What to do about C4 bootstrapping the lower output driver, though? A voltage divider bias replacement of some sort?

 

This is close to being what would work, except the assignment doesn't allow capacitors. The input removes DC bias, so it can be removed, while C2 and C3 are for frequency response and can be safely removed for this specific assignment.

C1 is the input coupling capacitor which can be removed.
R1 biases the input at 0V and it can also be removed.
R2 and C2 cut radio frequency interference and can be removed.
C3 allows a DC gain of 1 for good bias stability but a high AC gain and can be removed.

What to do about C4 bootstrapping the lower output driver, though?

C4 is a simple integrator that cuts high frequencies (the frequency compensation capacitor in almost every opamp) so that plenty of negative feedback can be applied without oscillation happening. It can be removed.

If this opamp has a gain of 2000 and is DC-coupled (because capacitors are not allowed) then it will saturate if the input DC is +1V and -1V.

 

Thank you for the detailed explanation! Audio amps and op amps aren't my forte, and you explained things better than I.
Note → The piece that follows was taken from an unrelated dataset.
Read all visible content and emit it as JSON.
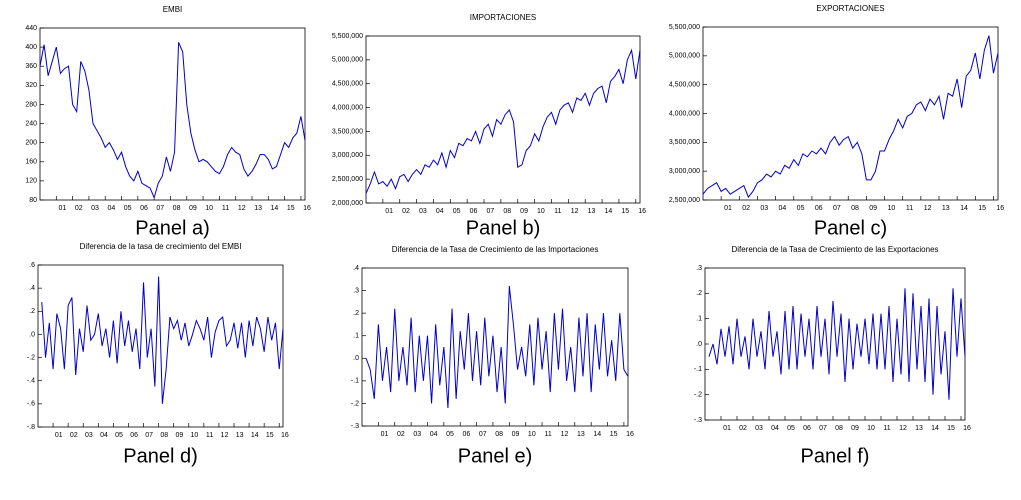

I thought C4 was providing bias via bootstrap for some reason, but now I realize there's no resistors/other components with it.

I'm assuming the inputs would be on the two bases of the LTP?

--ETA: To the OP:

Your output is riding on a 2.065V bias, which can be removed by using the push-pull output (actually, the entire circuit) posted by audioguru above, omitting the caps as he stated.

The circuit posted by audioguru is a current source feeding a long tailed pair, the output of which goes into a push-pull complimentary pair, it is bare-bones simple compared to the composition of any op-amp IC, and probably about the simplest solution to fit your requirements.

http://forum.allaboutcircuits.com/attachment.php?attachmentid=37024&d=1322495975 (your output)

 

R1 is useless when the input DC voltage varies from +1V to -1V.

 

The OP needs to amplify the AC content but not the DC, without capacitors. Perhaps inductances or transformers are permitted?

Failing that, possibly frequency dependencies in semiconductors could be used. Would using a reverse biased diode or transistor junction capacitance as a coupling constitute "cheating"?

Then again, DC feedback might perhaps be applied around an amplifier using a feedback path designed to have very low bandwidth, so that at moderate frequencies a much larger gin is obtained. It might be fun trying to maker such a system stable.